Prime Minister Benjamin Netanyahu held his first press conference in three months on Monday evening, defending the recently concluded war against Iran while admitting he still does not know what the new agreement between Washington and Tehran contains.

Israel was kept out of the negotiations entirely, a point underscored when Netanyahu told a reporter that his government had not yet seen the details of the deal, which is to be formally signed Friday in Switzerland after Sunday night’s digital signing.

Although Trump pressed Israel to stop fighting and defer to Washington, Netanyahu opened with a confident defense of the six week offensive, promising that Iran would never obtain nuclear weapons. With or without an agreement, he said, that would not happen while he leads the country, calling it his life’s mission.

Facing growing criticism at home, including from inside his coalition, the premier listed what he described as Israel’s achievements: striking nuclear scientists, killing regime leaders, damaging nuclear sites, destroying missiles and factories, and inflicting heavy economic harm.
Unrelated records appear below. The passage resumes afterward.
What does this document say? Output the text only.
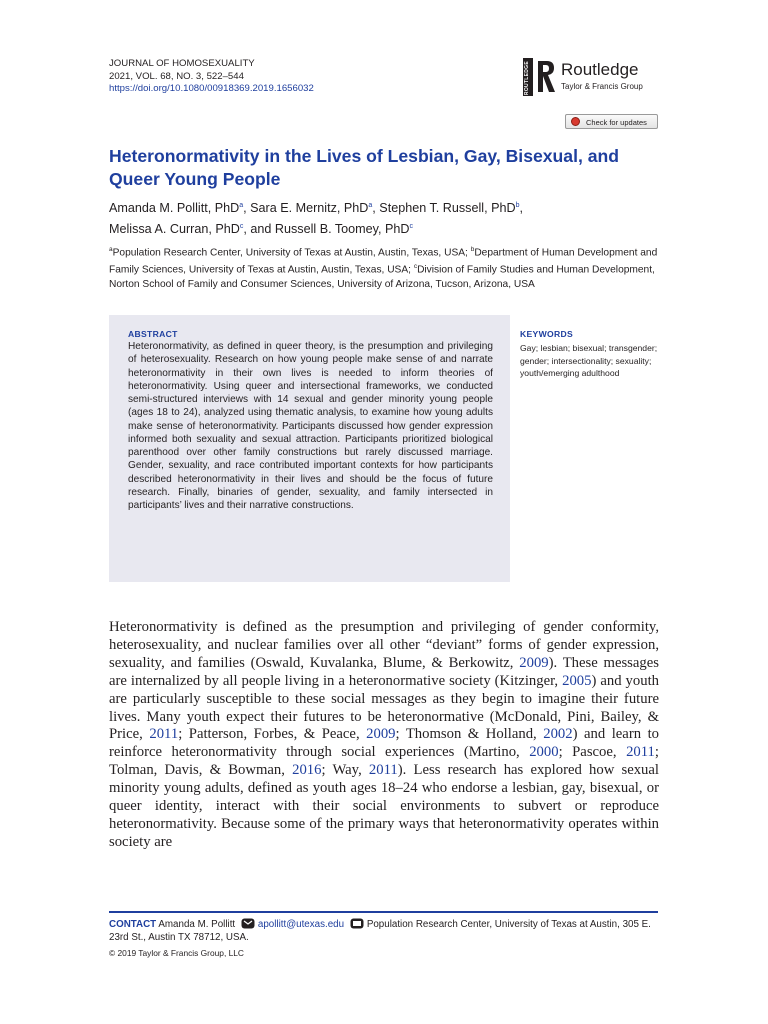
JOURNAL OF HOMOSEXUALITY
2021, VOL. 68, NO. 3, 522–544
https://doi.org/10.1080/00918369.2019.1656032	ROUTLEDGE Routledge
Taylor & Francis Group
Check for updates
Heteronormativity in the Lives of Lesbian, Gay, Bisexual, and Queer Young People
Amanda M. Pollitt, PhD$^a$, Sara E. Mernitz, PhD$^a$, Stephen T. Russell, PhD$^b$,
Melissa A. Curran, PhD$^c$, and Russell B. Toomey, PhD$^c$
$^a$Population Research Center, University of Texas at Austin, Austin, Texas, USA; $^b$Department of Human Development and Family Sciences, University of Texas at Austin, Austin, Texas, USA; $^c$Division of Family Studies and Human Development, Norton School of Family and Consumer Sciences, University of Arizona, Tucson, Arizona, USA
ABSTRACT
Heteronormativity, as defined in queer theory, is the presumption and privileging of heterosexuality. Research on how young people make sense of and narrate heteronormativity in their own lives is needed to inform theories of heteronormativity. Using queer and intersectional frameworks, we conducted semi-structured interviews with 14 sexual and gender minority young people (ages 18 to 24), analyzed using thematic analysis, to examine how young adults make sense of heteronormativity. Participants discussed how gender expression informed both sexuality and sexual attraction. Participants prioritized biological parenthood over other family constructions but rarely discussed marriage. Gender, sexuality, and race contributed important contexts for how participants described heteronormativity in their lives and should be the focus of future research. Finally, binaries of gender, sexuality, and family intersected in participants’ lives and their narrative constructions.
KEYWORDS
Gay; lesbian; bisexual; transgender; gender; intersectionality; sexuality; youth/emerging adulthood

Heteronormativity is defined as the presumption and privileging of gender conformity, heterosexuality, and nuclear families over all other “deviant” forms of gender expression, sexuality, and families (Oswald, Kuvalanka, Blume, & Berkowitz, 2009). These messages are internalized by all people living in a heteronormative society (Kitzinger, 2005) and youth are particularly susceptible to these social messages as they begin to imagine their future lives. Many youth expect their futures to be heteronormative (McDonald, Pini, Bailey, & Price, 2011; Patterson, Forbes, & Peace, 2009; Thomson & Holland, 2002) and learn to reinforce heteronormativity through social experiences (Martino, 2000; Pascoe, 2011; Tolman, Davis, & Bowman, 2016; Way, 2011). Less research has explored how sexual minority young adults, defined as youth ages 18–24 who endorse a lesbian, gay, bisexual, or queer identity, interact with their social environments to subvert or reproduce heteronormativity. Because some of the primary ways that heteronormativity operates within society are

CONTACT Amanda M. Pollitt apollitt@utexas.edu Population Research Center, University of Texas at Austin, 305 E. 23rd St., Austin TX 78712, USA.
© 2019 Taylor & Francis Group, LLC
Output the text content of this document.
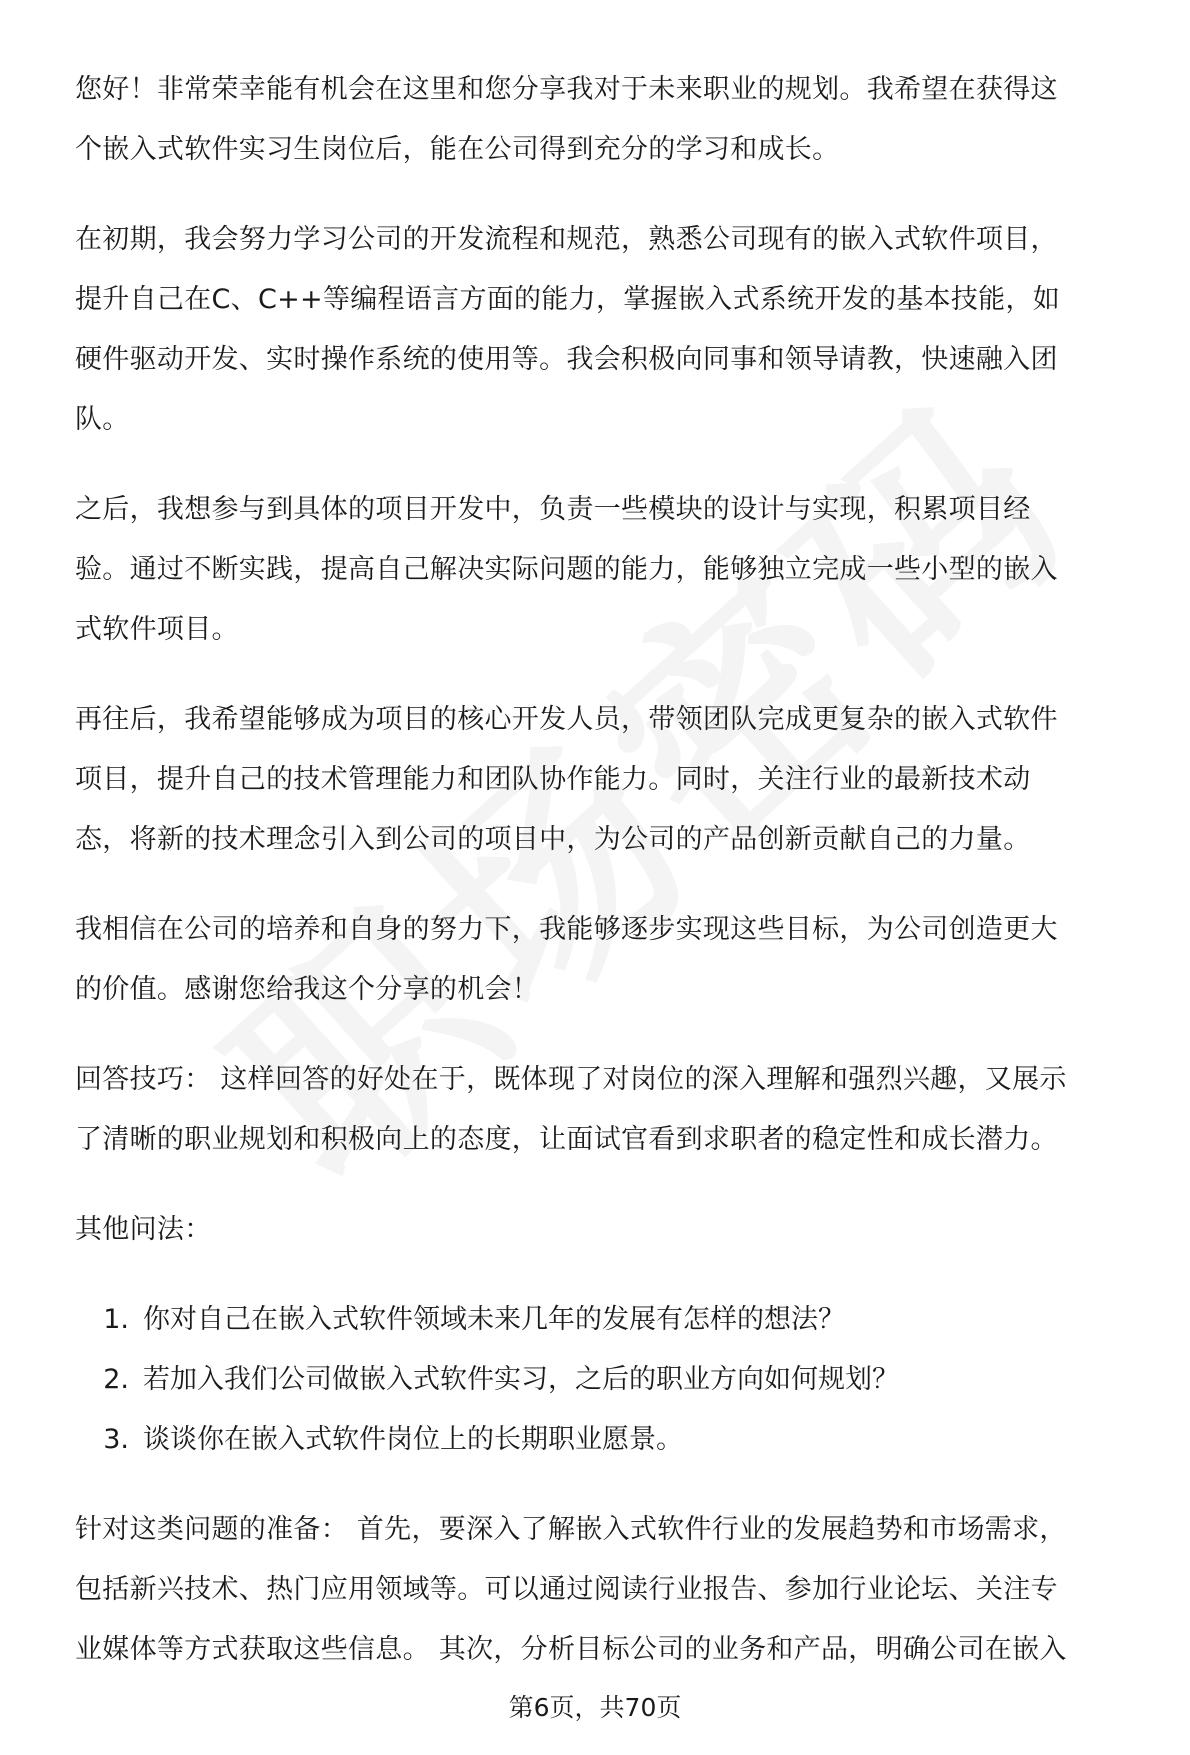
您好！非常荣幸能有机会在这里和您分享我对于未来职业的规划。我希望在获得这
个嵌入式软件实习生岗位后，能在公司得到充分的学习和成长。
在初期，我会努力学习公司的开发流程和规范，熟悉公司现有的嵌入式软件项目，
提升自己在C、C++等编程语言方面的能力，掌握嵌入式系统开发的基本技能，如
硬件驱动开发、实时操作系统的使用等。我会积极向同事和领导请教，快速融入团
队。
之后，我想参与到具体的项目开发中，负责一些模块的设计与实现，积累项目经
验。通过不断实践，提高自己解决实际问题的能力，能够独立完成一些小型的嵌入
式软件项目。
再往后，我希望能够成为项目的核心开发人员，带领团队完成更复杂的嵌入式软件
项目，提升自己的技术管理能力和团队协作能力。同时，关注行业的最新技术动
态，将新的技术理念引入到公司的项目中，为公司的产品创新贡献自己的力量。
我相信在公司的培养和自身的努力下，我能够逐步实现这些目标，为公司创造更大
的价值。感谢您给我这个分享的机会！
回答技巧： 这样回答的好处在于，既体现了对岗位的深入理解和强烈兴趣，又展示
了清晰的职业规划和积极向上的态度，让面试官看到求职者的稳定性和成长潜力。
其他问法：
1. 你对自己在嵌入式软件领域未来几年的发展有怎样的想法？
2. 若加入我们公司做嵌入式软件实习，之后的职业方向如何规划？
3. 谈谈你在嵌入式软件岗位上的长期职业愿景。
针对这类问题的准备： 首先，要深入了解嵌入式软件行业的发展趋势和市场需求，
包括新兴技术、热门应用领域等。可以通过阅读行业报告、参加行业论坛、关注专
业媒体等方式获取这些信息。 其次，分析目标公司的业务和产品，明确公司在嵌入
第6页，共70页
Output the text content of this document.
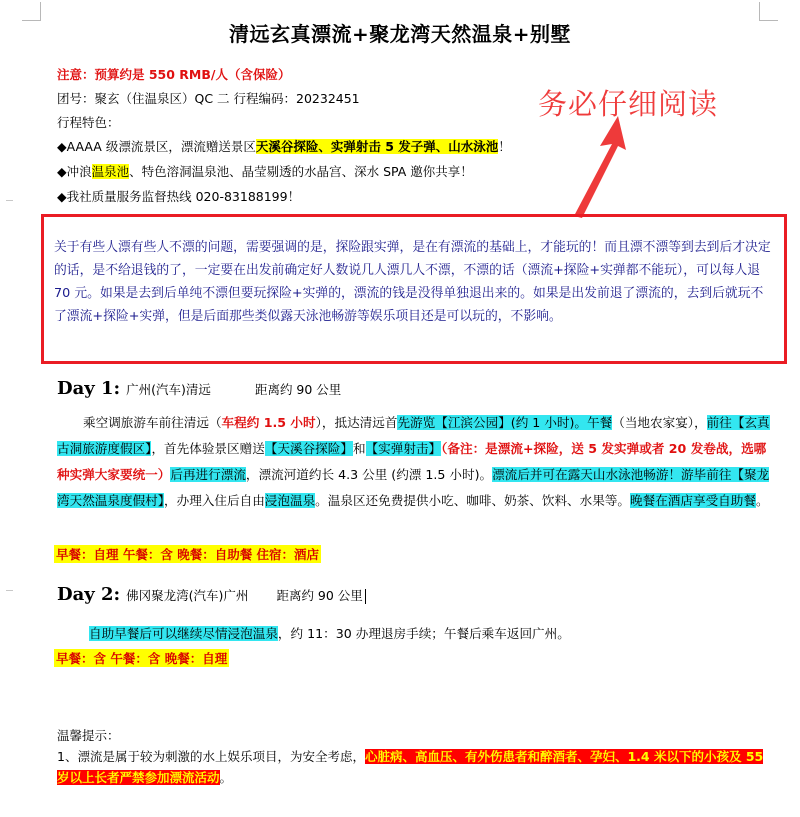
清远玄真漂流+聚龙湾天然温泉+别墅
注意：预算约是 550 RMB/人（含保险）
团号：聚玄（住温泉区）QC 二 行程编码：20232451
行程特色：
◆AAAA 级漂流景区，漂流赠送景区天溪谷探险、实弹射击 5 发子弹、山水泳池！
◆冲浪温泉池、特色溶洞温泉池、晶莹剔透的水晶宫、深水 SPA 邀你共享！
◆我社质量服务监督热线 020-83188199！
务必仔细阅读
关于有些人漂有些人不漂的问题，需要强调的是，探险跟实弹，是在有漂流的基础上，才能玩的！而且漂不漂等到去到后才决定的话，是不给退钱的了，一定要在出发前确定好人数说几人漂几人不漂，不漂的话（漂流+探险+实弹都不能玩），可以每人退 70 元。如果是去到后单纯不漂但要玩探险+实弹的，漂流的钱是没得单独退出来的。如果是出发前退了漂流的，去到后就玩不了漂流+探险+实弹，但是后面那些类似露天泳池畅游等娱乐项目还是可以玩的，不影响。
Day 1: 广州(汽车)清远	距离约 90 公里
乘空调旅游车前往清远（车程约 1.5 小时），抵达清远首先游览【江滨公园】(约 1 小时)。午餐（当地农家宴），前往【玄真古洞旅游度假区】，首先体验景区赠送【天溪谷探险】和【实弹射击】（备注：是漂流+探险，送 5 发实弹或者 20 发卷战，选哪种实弹大家要统一）后再进行漂流，漂流河道约长 4.3 公里 (约漂 1.5 小时)。漂流后并可在露天山水泳池畅游！游毕前往【聚龙湾天然温泉度假村】，办理入住后自由浸泡温泉。温泉区还免费提供小吃、咖啡、奶茶、饮料、水果等。晚餐在酒店享受自助餐。
早餐：自理 午餐：含 晚餐：自助餐 住宿：酒店
Day 2: 佛冈聚龙湾(汽车)广州 距离约 90 公里
自助早餐后可以继续尽情浸泡温泉，约 11：30 办理退房手续；午餐后乘车返回广州。
早餐：含 午餐：含 晚餐：自理
温馨提示：
1、漂流是属于较为刺激的水上娱乐项目，为安全考虑，心脏病、高血压、有外伤患者和醉酒者、孕妇、1.4 米以下的小孩及 55 岁以上长者严禁参加漂流活动。
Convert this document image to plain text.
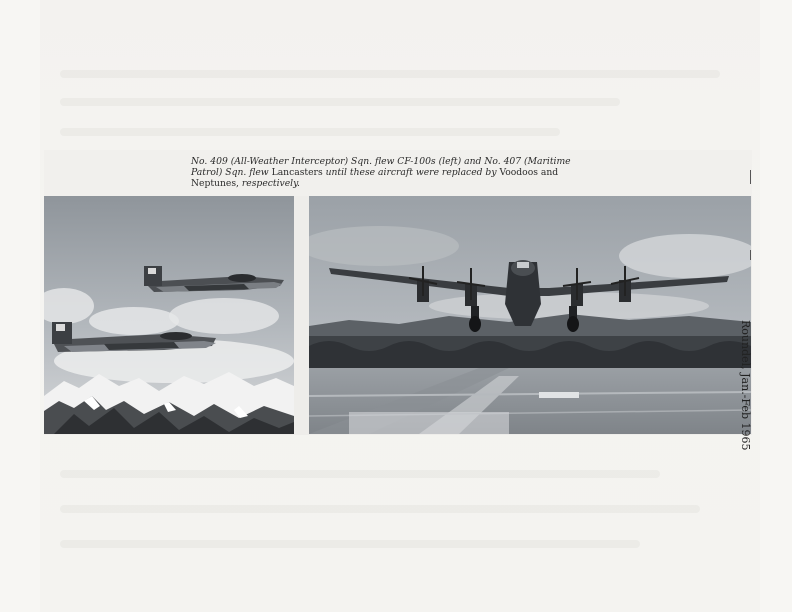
No. 409 (All-Weather Interceptor) Sqn. flew CF-100s (left) and No. 407 (Maritime
Patrol) Sqn. flew Lancasters until these aircraft were replaced by Voodoos and
Neptunes, respectively.
Roundel, Jan.-Feb 1965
His remarks echoed a speech he gave nearly a year earlier after the first war with Tehran.

Asked why the campaign ended with Iran’s regime still intact, Netanyahu rejected the idea that anything had failed. He said the cabinet’s goals were to remove the nuclear and missile dangers, which he claimed were accomplished, and to create conditions for Iranians to topple their government if they wished. He compared the timing to the fall of the Soviet Union, saying he could not predict when the regime would collapse.

The prime minister also pushed back on suggestions that Israel had lost its strategic independence. He described his bond with Trump as a partnership between people who know each other, noting they sometimes disagree, as happens in close families. He said Israeli troops would remain in the buffer zone in southern Lebanon as long as necessary and credited his own firmness for keeping them there.

Netanyahu declined to compare the emerging framework to the 2015 nuclear deal, arguing the key difference now is a credible military threat backed by 14,000 sorties split roughly evenly between the two allies.

Opposition leaders were sharply critical. Naftali Bennett said the government’s term was ending in a historic failure. Gadi Eisenkot said Netanyahu would have earned more respect by admitting error. Yair Lapid argued he could not claim both regional dominance and near annihilation at once.